Alice Dang, from the Vietnamese Society, who is studying Marketing and Management, said: “In Vietnam, we call Lunar New Year a Tet holiday. It is our traditional celebration of the Lunar New Year when families reunite and celebrate the start of a new year together. We make some traditional dishes such as “Banh Chung” and “Banh Tet” which consist of sticky rice, pork, and mung beans wrapped in banana leaves. We also watch fireworks on the New Year’s Eve.

“I hope that these celebrations would be a great chance for everyone to learn more about each other’s Lunar New Year culture. Our stall will be decorated with a traditional Vietnamese Lunar New Year’s theme. There will be also traditional sweets and a Vietnamese animal game for everyone to try. Members of our society’s committee will be there to greet everyone and share our Lunar New Year culture.”

Edison Wan, from the Hong Kong Public Affairs and Social Service Society, who is studying for a BSc in Biological and Medicinal Chemistry, said: “Lunar New Year is important to me because it is the time for families to come together and celebrate. It is always heart-warming visiting relatives to share our blessings and celebrate the start of a new beginning.

“It will be super exciting to get to experience Lunar New Year with different cultures, taste different sweets and play different games!”

Joel Lim, from the Malaysian Society, who is studying law, said: “Lunar New Year is important to me because it is a chance to see and reconnect with my family members and friends. It isn’t just the money in red packets, lion dances and firecrackers, it is a reason for family members around the world to come back to their roots and visit their loved ones, which symbolise one of our core values as Chinese people. We place a significant importance on family relations and friendships.”

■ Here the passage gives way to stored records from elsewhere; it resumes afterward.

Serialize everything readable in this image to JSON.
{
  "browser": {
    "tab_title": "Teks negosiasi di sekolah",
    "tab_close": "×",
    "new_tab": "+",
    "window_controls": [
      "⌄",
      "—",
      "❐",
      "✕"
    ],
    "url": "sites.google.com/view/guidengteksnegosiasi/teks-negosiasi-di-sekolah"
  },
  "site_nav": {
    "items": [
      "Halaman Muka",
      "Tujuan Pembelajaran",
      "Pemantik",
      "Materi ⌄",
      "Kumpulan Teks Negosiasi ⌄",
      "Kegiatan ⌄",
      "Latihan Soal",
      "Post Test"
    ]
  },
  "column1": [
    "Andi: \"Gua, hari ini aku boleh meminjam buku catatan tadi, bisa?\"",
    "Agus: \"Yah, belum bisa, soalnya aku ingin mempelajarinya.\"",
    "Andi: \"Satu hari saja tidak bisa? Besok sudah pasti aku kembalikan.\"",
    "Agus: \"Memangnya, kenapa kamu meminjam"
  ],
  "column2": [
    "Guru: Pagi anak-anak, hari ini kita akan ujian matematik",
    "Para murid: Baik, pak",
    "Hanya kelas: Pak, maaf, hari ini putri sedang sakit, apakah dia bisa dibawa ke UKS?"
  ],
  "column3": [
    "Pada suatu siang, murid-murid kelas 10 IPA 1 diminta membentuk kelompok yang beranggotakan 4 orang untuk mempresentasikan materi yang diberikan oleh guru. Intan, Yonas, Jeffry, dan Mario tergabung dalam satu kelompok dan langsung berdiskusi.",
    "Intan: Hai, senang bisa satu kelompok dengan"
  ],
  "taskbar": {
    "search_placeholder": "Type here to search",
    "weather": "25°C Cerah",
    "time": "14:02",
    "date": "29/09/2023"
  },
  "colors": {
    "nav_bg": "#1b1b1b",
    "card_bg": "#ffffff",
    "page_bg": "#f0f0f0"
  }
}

Professor Lisa Roberts, University of Exeter Vice Chancellor, said: “We are very much looking forward to celebrating the Lunar New Year and welcoming the local community at this special event, which highlights the vibrant diversity that exists in our University community. Many thanks to the staff and students who have worked so hard to organise all these activities and who have brought such a celebration of Asian culture to our campus.”